Tuesday, 2 March 2010

Ensure code quality using a post-build event

This post
is about

C#

Motivation

While writing code, have you ever run into a situation where you got this uneasy feeling that there’s something you need to remember for later? Something where you need your code to remain consistent, but it’s not something the compiler can check for you? I’ll give an example so you know what I’m talking about. Suppose you declare an enum, something like this:

public enum Animal
{
   Cat,
   Sheep
}

And then you have a method that uses a switch statement on the enum, something like this:

public static string GetAnimalSound(Animal animal)
{
   switch (animal)
   {
       case Animal.Cat:
           return "meow";
       case Animal.Sheep:
           return "baah";
       default:
           throw new InvalidOperationException("Unrecognised animal: " + animal);
   }
}

Of course, you don’t want that InvalidOperationException to happen in your production code. But if you add a new value to your enum and forget to update that method, that is exactly what’s going to happen. And you knew this while writing the code; you knew that the compiler won’t remind you of this method when you add an enum value. In some simple cases, you can add a comment to the enum to remind yourself, but that still doesn’t stop you from simply missing that comment — and it breaks down if the enum is in a library and the method is in client code.

Solution

A more robust solution is to run an automated validity check and cause the build to fail if the check doesn’t pass. In other words, you cannot run the code while it is inconsistent. First, let’s write the validity check itself.

#if DEBUG
    private static void PostBuildCheck()
    {
        // Ensures that all Animal enum values are covered by Tools.GetAnimalSound()
        foreach (var animal in Enum.GetValues(typeof(Animal)))
            Tools.GetAnimalSound((Animal) animal);
    }
#endif

As you can see, this will simply call GetAnimalSound() on each Animal value and discard the result.
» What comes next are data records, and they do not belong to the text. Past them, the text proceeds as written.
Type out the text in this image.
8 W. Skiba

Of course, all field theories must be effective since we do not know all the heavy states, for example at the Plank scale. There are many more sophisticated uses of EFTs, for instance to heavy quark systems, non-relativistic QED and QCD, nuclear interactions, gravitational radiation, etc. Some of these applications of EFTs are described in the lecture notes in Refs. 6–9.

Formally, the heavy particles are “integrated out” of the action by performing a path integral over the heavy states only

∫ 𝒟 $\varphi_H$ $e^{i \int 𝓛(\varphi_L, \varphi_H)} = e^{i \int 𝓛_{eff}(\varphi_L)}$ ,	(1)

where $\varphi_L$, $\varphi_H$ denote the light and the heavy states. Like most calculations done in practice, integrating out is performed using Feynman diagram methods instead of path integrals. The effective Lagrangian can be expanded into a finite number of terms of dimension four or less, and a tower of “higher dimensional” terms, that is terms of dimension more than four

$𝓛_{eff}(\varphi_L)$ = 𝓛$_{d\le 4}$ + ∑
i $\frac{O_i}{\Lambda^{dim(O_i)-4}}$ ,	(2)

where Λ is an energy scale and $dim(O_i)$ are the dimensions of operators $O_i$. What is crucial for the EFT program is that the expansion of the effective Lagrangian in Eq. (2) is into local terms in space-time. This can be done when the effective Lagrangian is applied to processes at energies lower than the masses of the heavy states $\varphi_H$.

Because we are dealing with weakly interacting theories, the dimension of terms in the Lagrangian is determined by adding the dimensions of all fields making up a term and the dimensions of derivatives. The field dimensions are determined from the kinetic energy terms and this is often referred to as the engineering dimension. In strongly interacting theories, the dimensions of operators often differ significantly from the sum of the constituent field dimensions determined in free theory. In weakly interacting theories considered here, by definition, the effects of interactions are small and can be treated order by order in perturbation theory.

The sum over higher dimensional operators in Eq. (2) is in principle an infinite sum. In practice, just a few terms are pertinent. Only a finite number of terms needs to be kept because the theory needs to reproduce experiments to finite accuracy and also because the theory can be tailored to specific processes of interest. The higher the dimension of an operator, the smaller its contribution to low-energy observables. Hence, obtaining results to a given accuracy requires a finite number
The net effect is that the method will throw an InvalidOperationException if any of the enum values is not covered by the method; otherwise it returns normally.

Now we need something that calls this method. We don’t want to call the method directly; we want to be able to add PostBuildCheck() methods to various types as we see fit and not have to remember to enlist them somewhere. So we go through all types in the assembly and call all those methods via reflection:

#if DEBUG
    public static int RunPostBuildChecks(Assembly assembly)
    {
        bool anyError = false;
        foreach (var ty in assembly.GetTypes())
        {
            var meth = ty.GetMethod("PostBuildCheck", BindingFlags.NonPublic | BindingFlags.Static);
            if (meth != null && meth.GetParameters().Length == 0 && meth.ReturnType == typeof(void))
            {
                try
                {
                    meth.Invoke(null, null);
                }
                catch (Exception e)
                {
                    var realException = e;
                    while (realException is TargetInvocationException && realException.InnerException != null)
                    {
                        realException = realException.InnerException;
                    }
                    Console.Error.WriteLine(string.Format("Error: {0} ({1})",
                        realException.Message.Replace("\n", " ").Replace("\r", ""),
                        realException.GetType().FullName));
                    anyError = true;
                }
            }
        }
        return anyError ? 1 : 0;
    }
#endif

Things to note here:

  • We wrap all this code inside #if DEBUG. This way, the code will be absent from the Release build, lest all of you scream and shout that you’d be shipping redundant code.
  • The call to Invoke() has the habit of wrapping all exceptions in a TargetInvocationException. We unravel this to get to the real exception (in our example, the InvalidOperationException).
  • We output the error message to Console.Error and prefix it with the word "Error:". We will explain later why this is important.
  • We return 0 in case of success, 1 in case of failure. Maybe you can already guess where this is going.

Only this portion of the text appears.